Here’s one trade where I tried to be the man and short NVIDIA after a massive run
And here’s another. Yes, I actually said this. I thought the tech trade was over
4. Know where you’re going to get out before you make the investment. This makes life much easier. Before you buy a stock, know why and when you’re going to cut it out of your life if it goes against you. Don’t get trapped. Don’t waste time.
5. You need to be a master at avoiding FOMO (fear of missing out). There’s nothing worse than watching a stock spike, and so you buy it. You don’t want to miss out. You just need to join in. F that. Don’t do it. Chasing a stock rarely ever works.
6. Never buy a stock because of buyout rumors or because you think it will get acquired. You want to own strong companies not rumors or theories.
7. Always know your shareholder yield. Does the company pay dividends or have a history of buying back stock? That’s money being returned to you. If there’s no shareholder yield (dividends or buybacks), you’re basically left with a bet on growth. Know the difference. It will change your timeframe and expectations for any single investment.

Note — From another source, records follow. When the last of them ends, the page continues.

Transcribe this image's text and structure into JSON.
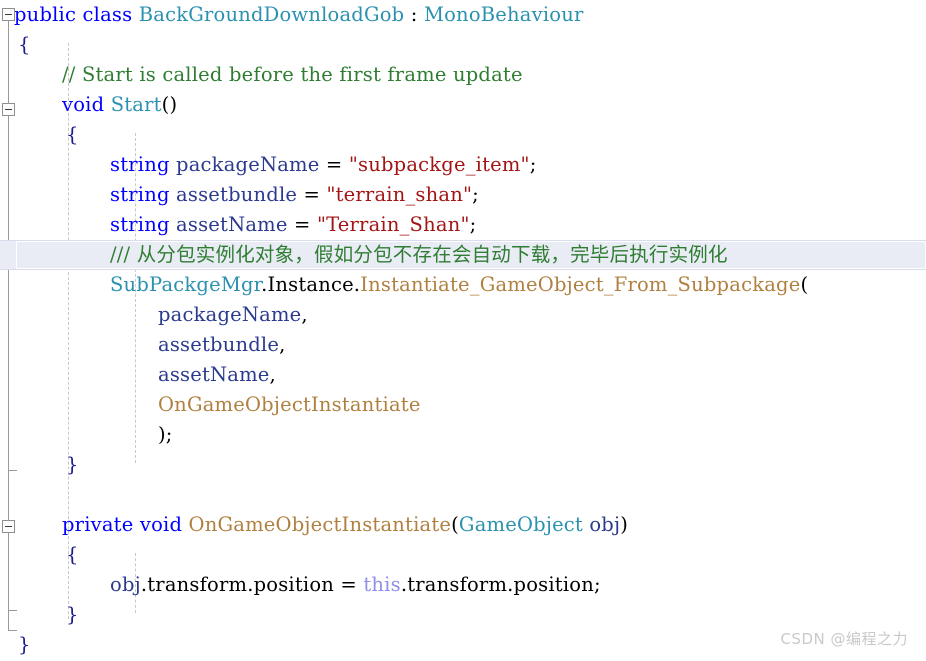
{
  "editor": {
    "language": "csharp",
    "background_color": "#ffffff",
    "highlight_line_color": "#e9ecf5",
    "indent_guide_color": "#c8c8c8",
    "outline_gutter_color": "#9a9a9a"
  },
  "palette": {
    "keyword": "#0000ff",
    "type": "#2b91af",
    "comment": "#2f7d32",
    "string": "#a31515",
    "method": "#b08040",
    "identifier": "#2b3a8f",
    "this_keyword": "#8f8fe8",
    "punctuation": "#000000",
    "brace": "#1c1c8c"
  },
  "code": {
    "line_01": {
      "kw_public_class": "public class ",
      "type_name": "BackGroundDownloadGob",
      "colon": " : ",
      "base_type": "MonoBehaviour"
    },
    "line_02": {
      "brace": "{"
    },
    "line_03": {
      "comment": "// Start is called before the first frame update"
    },
    "line_04": {
      "kw_void": "void ",
      "method": "Start",
      "parens": "()"
    },
    "line_05": {
      "brace": "{"
    },
    "line_06": {
      "kw_string": "string ",
      "ident": "packageName",
      "assign": " = ",
      "string_literal": "\"subpackge_item\"",
      "semicolon": ";"
    },
    "line_07": {
      "kw_string": "string ",
      "ident": "assetbundle",
      "assign": " = ",
      "string_literal": "\"terrain_shan\"",
      "semicolon": ";"
    },
    "line_08": {
      "kw_string": "string ",
      "ident": "assetName",
      "assign": " = ",
      "string_literal": "\"Terrain_Shan\"",
      "semicolon": ";"
    },
    "line_09": {
      "doc_comment": "/// 从分包实例化对象，假如分包不存在会自动下载，完毕后执行实例化",
      "is_highlighted": true
    },
    "line_10": {
      "type_name": "SubPackgeMgr",
      "dot_instance": ".Instance.",
      "method": "Instantiate_GameObject_From_Subpackage",
      "open_paren": "("
    },
    "line_11": {
      "arg": "packageName",
      "comma": ","
    },
    "line_12": {
      "arg": "assetbundle",
      "comma": ","
    },
    "line_13": {
      "arg": "assetName",
      "comma": ","
    },
    "line_14": {
      "arg_method": "OnGameObjectInstantiate"
    },
    "line_15": {
      "close": ");"
    },
    "line_16": {
      "brace": "}"
    },
    "line_17": {
      "blank": ""
    },
    "line_18": {
      "kw_private_void": "private void ",
      "method": "OnGameObjectInstantiate",
      "open_paren": "(",
      "param_type": "GameObject",
      "param_name": " obj",
      "close_paren": ")"
    },
    "line_19": {
      "brace": "{"
    },
    "line_20": {
      "ident_obj": "obj",
      "member_left": ".transform.position",
      "assign": " = ",
      "this_kw": "this",
      "member_right": ".transform.position",
      "semicolon": ";"
    },
    "line_21": {
      "brace": "}"
    },
    "line_22": {
      "brace": "}"
    }
  },
  "gutter": {
    "collapse_glyph": "minus",
    "regions": [
      {
        "name": "class-region",
        "collapsible": true
      },
      {
        "name": "start-method-region",
        "collapsible": true
      },
      {
        "name": "callback-method-region",
        "collapsible": true
      }
    ]
  },
  "watermark": {
    "text": "CSDN @编程之力"
  }
}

8. You can’t ignore the overall market. In bear markets, they say all correlations go to 1. It’s hard to find quality stocks in bear markets. Everyone makes money in bull markets so don’t let it get to your head.
9. Study the tax code. It will immediately change the way you invest or trade. Trading can be a lot of fun. But at tax time it sucks. It’s a lot of work and even more taxes. You can save up to 20% on capital gains taxes when you hold a stock for more than a year.
10. The Internet is your best friend in the world of financial markets. But you have to double check everything. There’s so much free research available. There are also so many smart people writing and sharing ideas each day. But you still need to double check it all. If you like a trading or investing idea from someone online, make sure you corroborate the data yourself.